DeWolf's tenure at Kellogg was marred by controversy. He secretly attempted to sell company stock to Western Electric, a competing telecommunications company. Milo Kellogg, who had left the company due to his failing health, sued to stop the sale of his stock. The Supreme Court of Illinois sided with Kellogg in Brown v. Cragg and Dunbar v. American Telephone and Telegraph. DeWolf maintained the presidency, however. In 1903, the company became embroiled in a labor dispute, leading to a strike by the Brass Molder's Union Local 83 and the International Brotherhood of Teamsters. DeWolf ended the strike by firing ninety percent of the company workforce. Howard Van Doren Shaw designed a house for DeWolf in Lake Forest, Illinois, in 1904, completed a year later. DeWolf maintained the presidency at the company until 1908.

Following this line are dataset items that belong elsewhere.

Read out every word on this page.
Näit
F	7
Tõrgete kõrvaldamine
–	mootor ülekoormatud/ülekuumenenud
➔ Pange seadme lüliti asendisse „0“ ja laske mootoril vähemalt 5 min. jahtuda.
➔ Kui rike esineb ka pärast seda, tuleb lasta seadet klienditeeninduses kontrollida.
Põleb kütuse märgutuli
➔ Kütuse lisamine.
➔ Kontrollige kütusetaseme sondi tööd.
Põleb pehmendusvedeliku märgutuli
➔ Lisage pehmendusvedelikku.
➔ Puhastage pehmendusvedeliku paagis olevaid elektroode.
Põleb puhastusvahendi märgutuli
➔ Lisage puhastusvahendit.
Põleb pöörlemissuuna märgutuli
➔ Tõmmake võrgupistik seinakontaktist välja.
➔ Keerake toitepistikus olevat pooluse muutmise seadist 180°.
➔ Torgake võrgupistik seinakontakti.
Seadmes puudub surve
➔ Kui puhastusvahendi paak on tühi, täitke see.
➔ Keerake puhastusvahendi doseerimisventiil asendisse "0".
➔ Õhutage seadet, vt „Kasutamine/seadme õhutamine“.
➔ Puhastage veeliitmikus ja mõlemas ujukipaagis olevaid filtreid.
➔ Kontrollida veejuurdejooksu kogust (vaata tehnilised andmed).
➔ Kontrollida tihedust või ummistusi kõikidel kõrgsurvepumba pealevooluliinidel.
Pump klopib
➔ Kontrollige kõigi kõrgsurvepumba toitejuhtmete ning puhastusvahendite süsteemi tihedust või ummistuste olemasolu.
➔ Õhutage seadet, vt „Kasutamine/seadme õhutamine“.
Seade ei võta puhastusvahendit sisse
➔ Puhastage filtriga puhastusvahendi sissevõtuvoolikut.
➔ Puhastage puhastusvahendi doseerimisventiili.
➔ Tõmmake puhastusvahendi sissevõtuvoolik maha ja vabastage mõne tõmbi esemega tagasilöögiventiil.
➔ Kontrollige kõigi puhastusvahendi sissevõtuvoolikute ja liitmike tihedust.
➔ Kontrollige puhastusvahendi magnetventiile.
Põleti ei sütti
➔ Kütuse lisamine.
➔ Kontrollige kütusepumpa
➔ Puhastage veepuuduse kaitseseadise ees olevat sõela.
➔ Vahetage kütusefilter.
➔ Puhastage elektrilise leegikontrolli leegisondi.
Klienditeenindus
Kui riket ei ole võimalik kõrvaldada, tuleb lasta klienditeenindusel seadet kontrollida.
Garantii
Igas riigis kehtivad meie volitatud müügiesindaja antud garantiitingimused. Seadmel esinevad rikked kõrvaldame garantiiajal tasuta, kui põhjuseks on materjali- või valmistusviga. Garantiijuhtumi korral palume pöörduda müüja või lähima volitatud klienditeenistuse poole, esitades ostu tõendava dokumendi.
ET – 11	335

Art was a lifelong passion for DeWolf. His etching and painting works were exhibited at art galleries, including the Art Institute of Chicago. Chicago mayor Carter Harrison IV named DeWolf to the Commission for Encouragement of Local Art. In 1913, DeWolf donated a collection of 143 etchings by Anders Zorn to the Art Institute. He was the subject of a September 1919 article in the Fine Arts Journal. Thanks to his donations, the Art Institute named one of its rooms the DeWolf Gallery of American Landscapes. DeWolf was a member of the Chicago Society of Etchers and Art Institute of Chicago, and was a trustee of the Pasadena Art Institute in Pasadena, California. He was also the director of the Illinois chapter of the National Audubon Society, vice president of the Union League Club of Chicago, and was a member of the Chicago Historical Society. He was a Republican but did not seek elected office. DeWolf committed suicide by gunshot on December 25, 1930. He had no children.